I went on to ask the sexy dark skinned nurse what time it was and finding that it was not yet 2AM, I asked if I could take a shower and get dressed,wanting to leave as early as I could and get back to the dig. She said that she could help me shower in about an hour and I was to just sit tight until then.

I only wondered how awkward THAT process was going to be for about 5 minutes after she left before I decided to get up and lay out my clothes to see what I had left to work with. Boots, socks, jeans and belt. Ahhh, snus!! Thank god! I thought as I slipped a pouch into my upper lip. Not Pure Rodeo, I know, but a whole lot healthier than Copenhagen and easier to hide from the city raised teachers that had been infecting my high school the last couple of years.

No t-shirt, but my Wrangler pearl snap had survived Mr.
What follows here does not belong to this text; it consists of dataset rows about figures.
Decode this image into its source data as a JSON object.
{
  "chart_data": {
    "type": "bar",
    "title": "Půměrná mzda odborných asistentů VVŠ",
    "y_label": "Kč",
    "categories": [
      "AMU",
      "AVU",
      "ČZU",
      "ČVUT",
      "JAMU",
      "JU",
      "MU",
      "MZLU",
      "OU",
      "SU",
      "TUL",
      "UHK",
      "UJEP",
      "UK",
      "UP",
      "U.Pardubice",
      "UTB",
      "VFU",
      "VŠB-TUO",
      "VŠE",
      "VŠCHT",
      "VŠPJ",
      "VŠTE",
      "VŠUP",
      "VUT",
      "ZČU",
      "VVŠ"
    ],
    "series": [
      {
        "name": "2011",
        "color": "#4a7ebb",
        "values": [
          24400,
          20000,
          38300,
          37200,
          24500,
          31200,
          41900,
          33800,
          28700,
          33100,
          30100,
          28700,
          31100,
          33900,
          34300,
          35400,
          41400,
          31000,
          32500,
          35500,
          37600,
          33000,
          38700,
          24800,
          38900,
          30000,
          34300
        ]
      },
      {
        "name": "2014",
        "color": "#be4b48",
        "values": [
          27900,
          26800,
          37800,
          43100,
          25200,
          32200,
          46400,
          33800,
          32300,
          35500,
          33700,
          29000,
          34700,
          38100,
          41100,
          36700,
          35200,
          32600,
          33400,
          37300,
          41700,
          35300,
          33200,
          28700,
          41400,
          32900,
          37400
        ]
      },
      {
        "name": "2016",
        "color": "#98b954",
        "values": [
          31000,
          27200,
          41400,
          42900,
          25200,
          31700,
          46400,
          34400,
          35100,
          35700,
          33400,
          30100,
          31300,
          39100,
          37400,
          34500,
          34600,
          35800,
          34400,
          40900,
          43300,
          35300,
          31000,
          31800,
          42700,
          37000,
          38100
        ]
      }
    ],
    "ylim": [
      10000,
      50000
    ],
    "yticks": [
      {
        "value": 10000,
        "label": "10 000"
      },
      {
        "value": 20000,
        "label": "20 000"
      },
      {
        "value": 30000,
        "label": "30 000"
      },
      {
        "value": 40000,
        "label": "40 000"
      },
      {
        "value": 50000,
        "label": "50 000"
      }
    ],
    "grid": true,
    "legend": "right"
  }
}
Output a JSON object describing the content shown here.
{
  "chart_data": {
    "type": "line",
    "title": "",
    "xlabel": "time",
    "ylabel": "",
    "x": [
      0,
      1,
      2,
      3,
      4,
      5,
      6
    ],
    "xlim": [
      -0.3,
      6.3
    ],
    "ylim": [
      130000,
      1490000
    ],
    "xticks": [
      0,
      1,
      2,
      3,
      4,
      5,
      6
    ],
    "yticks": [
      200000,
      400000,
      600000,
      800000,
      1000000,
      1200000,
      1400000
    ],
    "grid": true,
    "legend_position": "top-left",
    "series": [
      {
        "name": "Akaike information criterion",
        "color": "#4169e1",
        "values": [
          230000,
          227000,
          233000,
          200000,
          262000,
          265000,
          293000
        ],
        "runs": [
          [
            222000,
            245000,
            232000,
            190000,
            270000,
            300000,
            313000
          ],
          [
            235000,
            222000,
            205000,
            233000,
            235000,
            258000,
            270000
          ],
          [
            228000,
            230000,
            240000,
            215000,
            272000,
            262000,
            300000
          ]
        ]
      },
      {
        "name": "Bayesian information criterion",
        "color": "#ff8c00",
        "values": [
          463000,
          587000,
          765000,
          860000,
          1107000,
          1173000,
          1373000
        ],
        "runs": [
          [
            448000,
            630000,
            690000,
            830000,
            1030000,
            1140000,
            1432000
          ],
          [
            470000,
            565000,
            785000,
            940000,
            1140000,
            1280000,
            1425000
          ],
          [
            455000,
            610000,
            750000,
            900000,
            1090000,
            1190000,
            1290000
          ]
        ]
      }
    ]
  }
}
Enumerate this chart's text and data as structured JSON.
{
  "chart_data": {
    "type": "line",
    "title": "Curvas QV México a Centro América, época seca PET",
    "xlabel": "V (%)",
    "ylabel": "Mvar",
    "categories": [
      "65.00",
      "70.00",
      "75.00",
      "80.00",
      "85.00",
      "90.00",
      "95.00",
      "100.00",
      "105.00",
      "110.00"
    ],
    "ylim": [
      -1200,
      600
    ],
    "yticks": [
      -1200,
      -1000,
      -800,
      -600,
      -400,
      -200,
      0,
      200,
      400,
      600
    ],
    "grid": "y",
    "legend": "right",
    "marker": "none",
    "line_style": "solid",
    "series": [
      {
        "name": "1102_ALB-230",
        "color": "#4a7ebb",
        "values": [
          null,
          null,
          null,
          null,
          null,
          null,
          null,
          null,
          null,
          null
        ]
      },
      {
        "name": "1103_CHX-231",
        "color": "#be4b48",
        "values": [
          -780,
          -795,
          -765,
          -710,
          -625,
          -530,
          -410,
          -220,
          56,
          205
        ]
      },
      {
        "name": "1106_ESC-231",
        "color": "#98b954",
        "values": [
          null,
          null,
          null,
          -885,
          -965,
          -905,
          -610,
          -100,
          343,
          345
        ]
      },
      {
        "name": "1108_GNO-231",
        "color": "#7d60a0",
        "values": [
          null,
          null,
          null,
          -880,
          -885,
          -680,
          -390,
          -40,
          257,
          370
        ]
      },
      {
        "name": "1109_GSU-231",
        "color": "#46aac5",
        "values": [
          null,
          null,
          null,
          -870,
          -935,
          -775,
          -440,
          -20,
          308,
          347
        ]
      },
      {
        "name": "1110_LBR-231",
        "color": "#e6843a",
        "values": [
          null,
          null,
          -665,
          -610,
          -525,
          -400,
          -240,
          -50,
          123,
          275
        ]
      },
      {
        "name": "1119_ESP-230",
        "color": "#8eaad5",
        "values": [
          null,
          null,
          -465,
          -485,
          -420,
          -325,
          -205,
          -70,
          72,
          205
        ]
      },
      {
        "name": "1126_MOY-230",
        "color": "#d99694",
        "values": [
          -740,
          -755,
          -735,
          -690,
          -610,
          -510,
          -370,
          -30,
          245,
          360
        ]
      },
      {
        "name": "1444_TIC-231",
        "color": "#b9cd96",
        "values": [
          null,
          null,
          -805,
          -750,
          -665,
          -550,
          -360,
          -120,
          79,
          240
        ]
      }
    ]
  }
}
Scissors the EMT. Checking for my wallet and knives I found them all right where I left them.

I also found IT.

It wasn't a brass fitting.

After cleaning the mud off of it in the sink in the bathroom and drying it on my hospital gown I discovered it was a heavy gold or gold colored metal ring. Thick and about an inch long with carving that looked strange. I'd guess a Celtic or Norse design but it was definitely in an old style. I must have dug it out of the muddy clay on accident after I fell. Huh.